Our sources find it hard to believe therefore that AQIM and Ansar al-Shariah were not bracketed by anyone in the entire US counterterrorism system in North Africa – from the CIA to the US military's Special Forces Operation Command.
It is entirely credible that Ambassador Stevens, who coordinated undercover work on Libyan arms smuggling to Al Qaeda, came across those ties in person and put them to good use.
Algerian intelligence and counterterrorism sources told DEBKA-Net-Weekly that they did not doubt Chris Stevens knew that AQIM and the heads of Libyan and other African militias were planning a conference.
His tip may well have come from a contact he developed in the Libyan Ansar al-Shariah.
The late ambassador would certainly have been involved in any preparations for a US drone or special ops raid on that conference, which would have offered a rare opportunity to wipe out the entire AQIM leadership and associated militias.
This success would have gone down as a huge US achievement in the war on terror, comparable to the killing of Osama bin Laden in Pakistan in May 2011 and Anwar al-Awlaki of Al Qaeda in the Arabian Peninsula’s (AQAP) in September of the same year.
Decapitating Al Qaeda’s most sinister African franchise would have given President Obama the chance to demonstrate to the American people that killing bin Laden was not a one-off and that he remained steadfast in his war on al Qaeda.

An agent’s treachery in Afghanistan three years ago cost six CIA lives

But in Benghazi, al Qaeda seems to have tragically turned the tables.
Our counterterrorism experts recall the three-year old case of the Jordanian physician Dr. Khalil Abu-Mulal al-Balawi, a triple CIA-Jordanian-Al Qaeda agent who, on Dec. 30, 2009, turned treacherously on his American handlers in Camp Chapman, Afghanistan.
Although he had been previously employed on the Al-Hesbah forum, a former Al Qaeda chat room, he was able to worm himself into the favors of Jordanian and American intelligence by convincing them he had mended his ways.
To use the knowledge and connections he acquired in his previous career, they sent Dr. al-Balawi to Afghanistan and Pakistan with instructions to work his way into al Qaeda and up through the ranks. His mission was to get close to the organization’s No. 2, Ayman al-Zawahiri, a fellow physician, and kill him.
For an entire year, the Jordanian doctor fooled Jordanian and U.S. intelligence services, never putting a foot wrong and building up their trust.
He only showed his true colors when it was too late.
In the last week of December 2009, he contacted his Jordanian handler Sharif Ali bin Zeid and asked for a meeting with the CIA at their secret camp in Khost to deliver urgent information about Zawahiri.
As a trusted team member, al-Balawi was admitted to the Camp Chapman facility without being searched. He thereupon detonated his bomb vest while greeting the team.
He killed himself, Bin Zeid and six CIA officers on the spot.
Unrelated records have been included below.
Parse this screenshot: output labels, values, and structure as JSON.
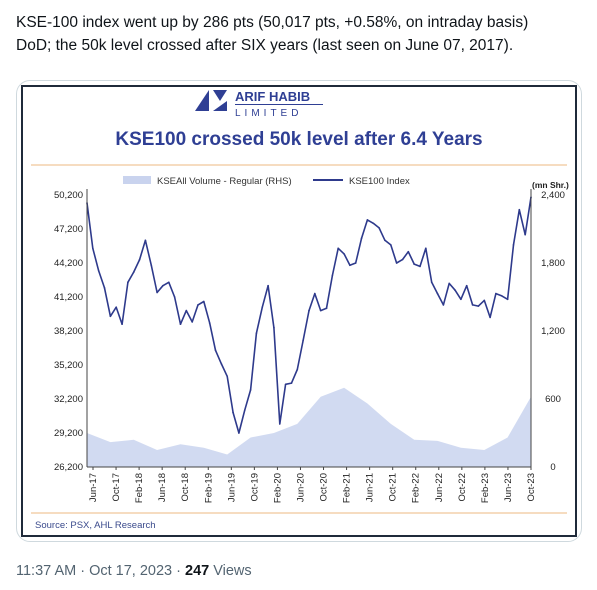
{
  "tweet": {
    "text_line1": "KSE-100 index went up by 286 pts (50,017 pts, +0.58%, on intraday basis)",
    "text_line2": "DoD; the 50k level crossed after SIX years (last seen on June 07, 2017).",
    "timestamp": "11:37 AM · Oct 17, 2023 · ",
    "views_count": "247",
    "views_label": " Views"
  },
  "logo": {
    "line1": "ARIF HABIB",
    "line2": "LIMITED"
  },
  "colors": {
    "index_line": "#2e3a8c",
    "volume_area": "#c9d3ee",
    "title": "#2f3f94",
    "accent_rule": "#f0c89a"
  },
  "chart_data": {
    "type": "line",
    "title": "KSE100 crossed 50k level after 6.4 Years",
    "legend": [
      "KSEAll Volume - Regular (RHS)",
      "KSE100 Index"
    ],
    "legend_position": "top",
    "y2_unit_label": "(mn Shr.)",
    "source": "Source: PSX, AHL Research",
    "x_tick_labels": [
      "Jun-17",
      "Oct-17",
      "Feb-18",
      "Jun-18",
      "Oct-18",
      "Feb-19",
      "Jun-19",
      "Oct-19",
      "Feb-20",
      "Jun-20",
      "Oct-20",
      "Feb-21",
      "Jun-21",
      "Oct-21",
      "Feb-22",
      "Jun-22",
      "Oct-22",
      "Feb-23",
      "Jun-23",
      "Oct-23"
    ],
    "y_ticks": [
      "50,200",
      "47,200",
      "44,200",
      "41,200",
      "38,200",
      "35,200",
      "32,200",
      "29,200",
      "26,200"
    ],
    "y2_ticks": [
      "2,400",
      "1,800",
      "1,200",
      "600",
      "0"
    ],
    "ylim": [
      26200,
      50200
    ],
    "y2lim": [
      0,
      2400
    ],
    "grid": false,
    "series": [
      {
        "name": "KSE100 Index",
        "axis": "left",
        "x": [
          "Jun-17",
          "Jul-17",
          "Aug-17",
          "Sep-17",
          "Oct-17",
          "Nov-17",
          "Dec-17",
          "Jan-18",
          "Feb-18",
          "Mar-18",
          "Apr-18",
          "May-18",
          "Jun-18",
          "Jul-18",
          "Aug-18",
          "Sep-18",
          "Oct-18",
          "Nov-18",
          "Dec-18",
          "Jan-19",
          "Feb-19",
          "Mar-19",
          "Apr-19",
          "May-19",
          "Jun-19",
          "Jul-19",
          "Aug-19",
          "Sep-19",
          "Oct-19",
          "Nov-19",
          "Dec-19",
          "Jan-20",
          "Feb-20",
          "Mar-20",
          "Apr-20",
          "May-20",
          "Jun-20",
          "Jul-20",
          "Aug-20",
          "Sep-20",
          "Oct-20",
          "Nov-20",
          "Dec-20",
          "Jan-21",
          "Feb-21",
          "Mar-21",
          "Apr-21",
          "May-21",
          "Jun-21",
          "Jul-21",
          "Aug-21",
          "Sep-21",
          "Oct-21",
          "Nov-21",
          "Dec-21",
          "Jan-22",
          "Feb-22",
          "Mar-22",
          "Apr-22",
          "May-22",
          "Jun-22",
          "Jul-22",
          "Aug-22",
          "Sep-22",
          "Oct-22",
          "Nov-22",
          "Dec-22",
          "Jan-23",
          "Feb-23",
          "Mar-23",
          "Apr-23",
          "May-23",
          "Jun-23",
          "Jul-23",
          "Aug-23",
          "Sep-23",
          "Oct-23"
        ],
        "values": [
          49500,
          45500,
          43500,
          42000,
          39500,
          40300,
          38800,
          42500,
          43400,
          44500,
          46200,
          44000,
          41600,
          42200,
          42500,
          41200,
          38800,
          40000,
          39000,
          40500,
          40800,
          38900,
          36500,
          35300,
          34200,
          31000,
          29200,
          31200,
          33000,
          38000,
          40300,
          42200,
          38500,
          30000,
          33500,
          33600,
          34800,
          37400,
          40000,
          41500,
          40000,
          40200,
          43100,
          45500,
          45000,
          44000,
          44200,
          46400,
          48000,
          47700,
          47300,
          46200,
          45800,
          44200,
          44500,
          45200,
          44100,
          43900,
          45500,
          42500,
          41500,
          40500,
          42400,
          41800,
          41000,
          42200,
          40500,
          40400,
          40900,
          39400,
          41500,
          41300,
          41000,
          45800,
          48900,
          46700,
          50017
        ]
      },
      {
        "name": "KSEAll Volume - Regular (RHS)",
        "axis": "right",
        "x": [
          "Jun-17",
          "Oct-17",
          "Feb-18",
          "Jun-18",
          "Oct-18",
          "Feb-19",
          "Jun-19",
          "Oct-19",
          "Feb-20",
          "Jun-20",
          "Oct-20",
          "Feb-21",
          "Jun-21",
          "Oct-21",
          "Feb-22",
          "Jun-22",
          "Oct-22",
          "Feb-23",
          "Jun-23",
          "Oct-23"
        ],
        "values": [
          300,
          220,
          240,
          150,
          200,
          170,
          110,
          260,
          300,
          380,
          620,
          700,
          560,
          380,
          240,
          230,
          170,
          150,
          260,
          620
        ]
      }
    ]
  }
}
Stevens may have been the victim of an agent turned traitor

According to DEBKA-Net-Weekly's counterterrorism sources, the investigation into Ambassador Stevens’ murder focuses on the assumption that he too was the victim of a double agent he trusted.
It is suspected that he was personally acquainted with some of the attackers, whom he may have recruited for a clandestine Libyan team to penetrate AQIM.
It is even possible that in his last moments, when he recognized his murderers, he tried to negotiate with them one last time to keep faith with the United States – to no avail.